Home→Forums→Relationships→He Left me after 7 years together for Conservative Parents.. Help me Please!→Reply To: He Left me after 7 years together for Conservative Parents.. Help me Please!
Dear Sushmita:
“My parents do have issues. It’s 24/7 of fighting and blaming each other, using abusive words”- having parents who fight 24/7 has been bad for you, but you found a place in the chaotic scene of your parents, the place (role, job) of The Counselor:
“in all this chaos me and my mother we were close I have been listening to her stories all over again and again whole my life… I tried to help my parents again and again by trying to make them understand that issues they are fighting for are not worth it“- you provided your mother with individual counseling and you provided both your parents with marital counseling. This job gave you meaning, it made you feel that you have an important place in the family.

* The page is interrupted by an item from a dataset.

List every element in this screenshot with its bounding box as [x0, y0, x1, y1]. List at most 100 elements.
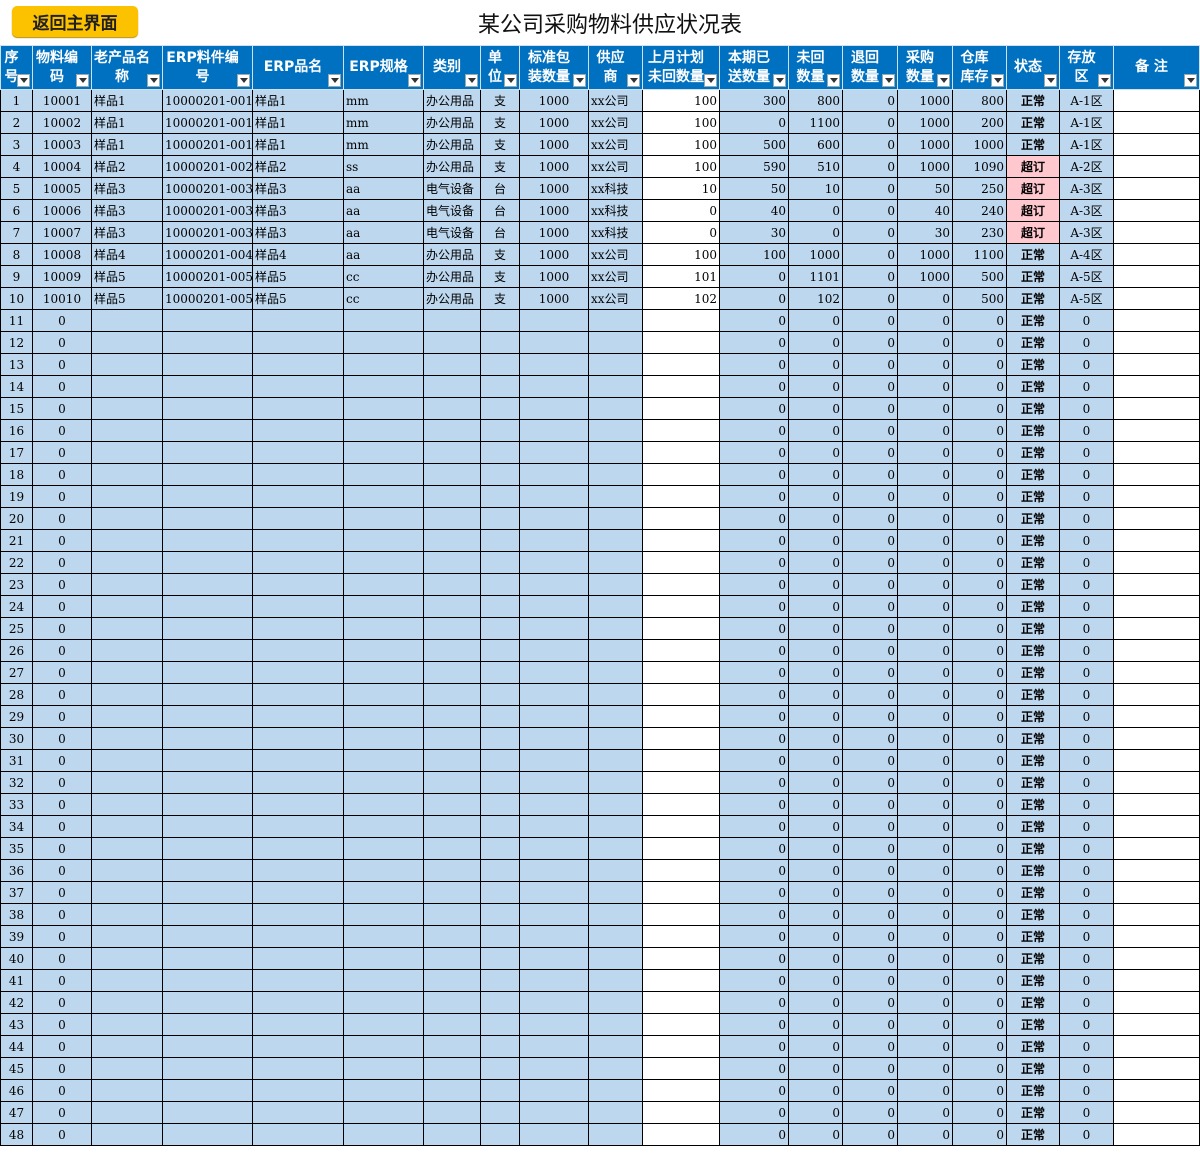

“Many times previously before this incident, I tried to sort things out between me and my father“- as The Counselor, you tried to fix the relationship between you and your father.
“but then one fine day we’ll end up in a heated debate, then only when we stopped talking to each other there was peace in the house. I feel shattered.. so much burdened by the pressure of taking care of your parents“- your job as The Counselor was impossible to succeed because even if your parents attended couple counseling with the most competent, professional marital counselor, she/ he n(the counselor) could have easily failed to cause any long-term positive change in your parents’ chaotic and aggressive relationship.
I think that you recently realized that you failed at your job and that you therefore lost your place in the family. I hope that you don’t try to resume the job of The Counselor in the context of your parents.
“I was close to them. But now after this incident even when I talk it has left this void that doesn’t feel like it’ll be filled ever again. I don’t have anyone…with them too it feels so superficial… I haven’t been able to hug them or call them maa papa after the incident… It’s just like I am carrying myself and dragging myself with no sense of connection to anything…It just feels like having a body with no sense of self and connection to God to anyone around“- I think that you lost your job and place within the family, and therefore you lost the CONNECTION to them and to yourself. That loss of connection is the void you mentioned.
Depression is what fills the void left after losing connection to people.
“I feel scared that If I don’t get out of this I will be left lonely forever” – you will not be lonely forever. It only feels this way.
“My father used to say.. “- it shouldn’t matter what he used to say or what he says now because there is no wisdom in what he says: if there was, his marriage wouldn’t still have issues 24/7.
“I have given up on them now. I consider myself very empathetic person but it now feels like curse to me. I used to see love everywhere around me. In the animals flowers“- counselors need empathy so to be able to help their clients. Your empathy grew and grew through the years you acted like a counselor. Empathy feels like a curse now, but it will serve you well in the future. Your interests in animals and flowers, in gardening, etc., will return. Give it time.
“I have friends but how many you can tell someone same thing again and again”- you are welcome to post here the same thing again and again. I am interested in reading from you and will reply whenever you post!